Воротился я к себе в пекарню, стал эту речь взвешивать в уме — легко весит!

Может, разум и заблуждается в исканиях своих, но бараном жить едва ли достойно и праведно для человека. Созерцание же молитвенное я в ту пору понимал как углубление в недра духа моего, где все корни заложены и откуда мысль стремится расти кверху, подобно дереву плодовому. Враждебного себе и непонятного в душе моей я ничего не находил, а чувствовал непонятное в боге и враждебное в мире, значит — вне себя. А что братия Михайлу любит — это прямая неправда была; я хотя в стороне от всех стоял, в разговоры не вмешивался, но — ко всему присматриваясь — видел, что и рясофорные и послушники презирают Михаилу, боятся его и брезгуют им.

Вижу также, что обитель хозяйственно поставлена: лесом торгует, земли в аренду мужикам сдаёт, рыбную ловлю на озере; мельницу имеет, огороды, большой плодовый сад; яблоки, ягоды, капусту продаёт. На конюшнях восемнадцать лошадей, братии более полуста, и все — народ крепкий, рабочий, стариков немного, — для парада, для богомольцев едва хватает. Монахи и вино пьют и с женщинами усердно путаются; кои помоложе, те на выселки ночами бегают, к старшим женщины ходят в кельи, якобы полы мыть; ну, конечно, богомолками тоже пользуются. Всё это дело не моё, и осуждать я не могу, греха в этом не вижу, но ложь противна. Послушников много, послушания тяжёлые, и не держится народ — бежит. При мне, за два года жизни в обители, одиннадцать человек сбежало; с месяц-два проживут и — давай бог ноги! Трудно!

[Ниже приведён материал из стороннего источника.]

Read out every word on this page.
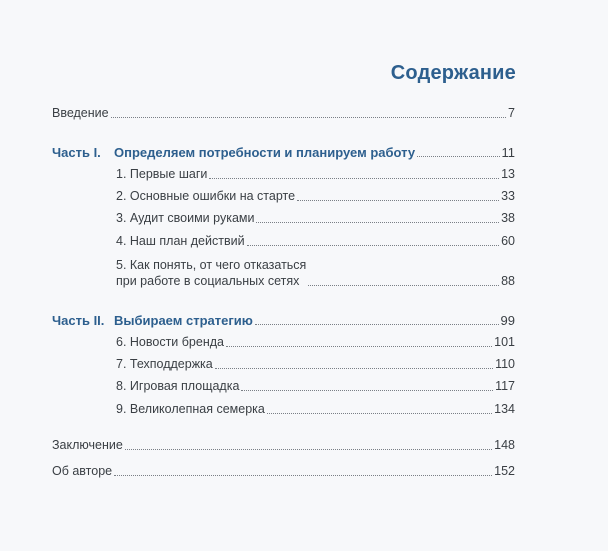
Содержание
Введение	7
Часть I. Определяем потребности и планируем работу	11
1. Первые шаги	13
2. Основные ошибки на старте	33
3. Аудит своими руками	38
4. Наш план действий	60
5. Как понять, от чего отказаться
при работе в социальных сетях	88
Часть II. Выбираем стратегию	99
6. Новости бренда	101
7. Техподдержка	110
8. Игровая площадка	117
9. Великолепная семерка	134
Заключение	148
Об авторе	152
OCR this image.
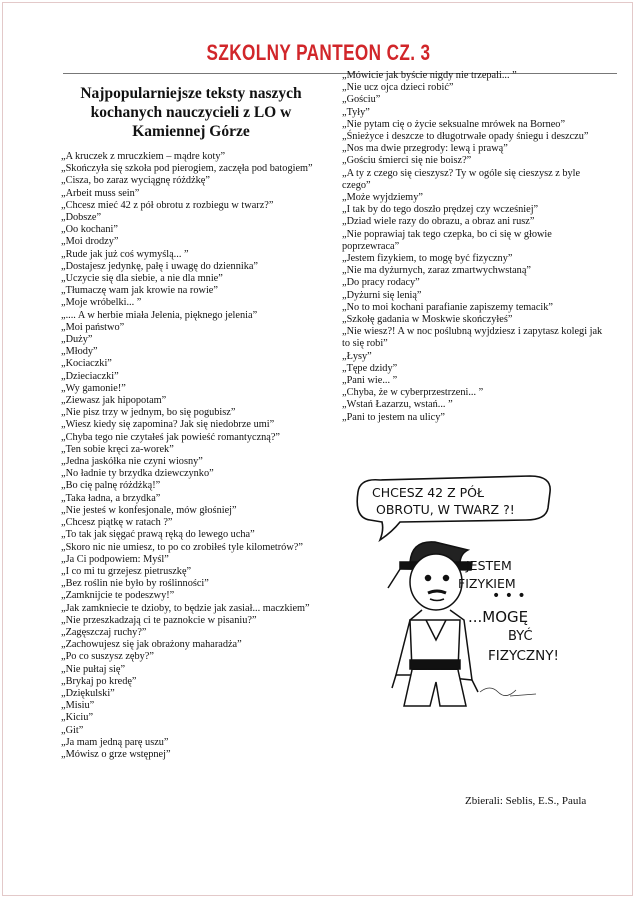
SZKOLNY PANTEON CZ. 3
Najpopularniejsze teksty naszych
kochanych nauczycieli z LO w
Kamiennej Górze
„A kruczek z mruczkiem – mądre koty”
„Skończyła się szkoła pod pierogiem, zaczęła pod batogiem”
„Cisza, bo zaraz wyciągnę różdżkę”
„Arbeit muss sein”
„Chcesz mieć 42 z pół obrotu z rozbiegu w twarz?”
„Dobsze”
„Oo kochani”
„Moi drodzy”
„Rude jak już coś wymyślą... ”
„Dostajesz jedynkę, pałę i uwagę do dziennika”
„Uczycie się dla siebie, a nie dla mnie”
„Tłumaczę wam jak krowie na rowie”
„Moje wróbelki... ”
„.... A w herbie miała Jelenia, pięknego jelenia”
„Moi państwo”
„Duży”
„Młody”
„Kociaczki”
„Dzieciaczki”
„Wy gamonie!”
„Ziewasz jak hipopotam”
„Nie pisz trzy w jednym, bo się pogubisz”
„Wiesz kiedy się zapomina? Jak się niedobrze umi”
„Chyba tego nie czytałeś jak powieść romantyczną?”
„Ten sobie kręci za-worek”
„Jedna jaskółka nie czyni wiosny”
„No ładnie ty brzydka dziewczynko”
„Bo cię palnę różdżką!”
„Taka ładna, a brzydka”
„Nie jesteś w konfesjonale, mów głośniej”
„Chcesz piątkę w ratach ?”
„To tak jak sięgać prawą ręką do lewego ucha”
„Skoro nic nie umiesz, to po co zrobiłeś tyle kilometrów?”
„Ja Ci podpowiem: Myśl”
„I co mi tu grzejesz pietruszkę”
„Bez roślin nie było by roślinności”
„Zamknijcie te podeszwy!”
„Jak zamkniecie te dzioby, to będzie jak zasiał... maczkiem”
„Nie przeszkadzają ci te paznokcie w pisaniu?”
„Zagęszczaj ruchy?”
„Zachowujesz się jak obrażony maharadża”
„Po co suszysz zęby?”
„Nie pułtaj się”
„Brykaj po kredę”
„Dziękulski”
„Misiu”
„Kiciu”
„Git”
„Ja mam jedną parę uszu”
„Mówisz o grze wstępnej”
„Mówicie jak byście nigdy nie trzepali... ”
„Nie ucz ojca dzieci robić”
„Gościu”
„Tyły”
„Nie pytam cię o życie seksualne mrówek na Borneo”
„Śnieżyce i deszcze to długotrwałe opady śniegu i deszczu”
„Nos ma dwie przegrody: lewą i prawą”
„Gościu śmierci się nie boisz?”
„A ty z czego się cieszysz? Ty w ogóle się cieszysz z byle czego”
„Może wyjdziemy”
„I tak by do tego doszło prędzej czy wcześniej”
„Dziad wiele razy do obrazu, a obraz ani rusz”
„Nie poprawiaj tak tego czepka, bo ci się w głowie poprzewraca”
„Jestem fizykiem, to mogę być fizyczny”
„Nie ma dyżurnych, zaraz zmartwychwstaną”
„Do pracy rodacy”
„Dyżurni się lenią”
„No to moi kochani parafianie zapiszemy temacik”
„Szkołę gadania w Moskwie skończyłeś”
„Nie wiesz?! A w noc poślubną wyjdziesz i zapytasz kolegi jak to się robi”
„Łysy”
„Tępe dzidy”
„Pani wie... ”
„Chyba, że w cyberprzestrzeni... ”
„Wstań Łazarzu, wstań... ”
„Pani to jestem na ulicy”
CHCESZ 42 Z PÓŁ
OBROTU, W TWARZ ?!
JESTEM
FIZYKIEM
• • •
...MOGĘ
BYĆ
FIZYCZNY!
Zbierali: Seblis, E.S., Paula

Конечно, и для богомольцев приманки имелись: вериги схимонаха Иосафа, уже усопшего, от ломоты в коленях помогали; скуфейка его, будучи на голову возложена, от боли головной исцеляла; в лесу ключ был очень студёный, — его вода, если облиться ею, против всех болезней действовала. Образ успения божьей матери ради верующих чудеса творил; схимонах Мардарий прорицал будущее и утешал горе людское. Всё было как следует, и весной, в мае, народ валом к нам валил.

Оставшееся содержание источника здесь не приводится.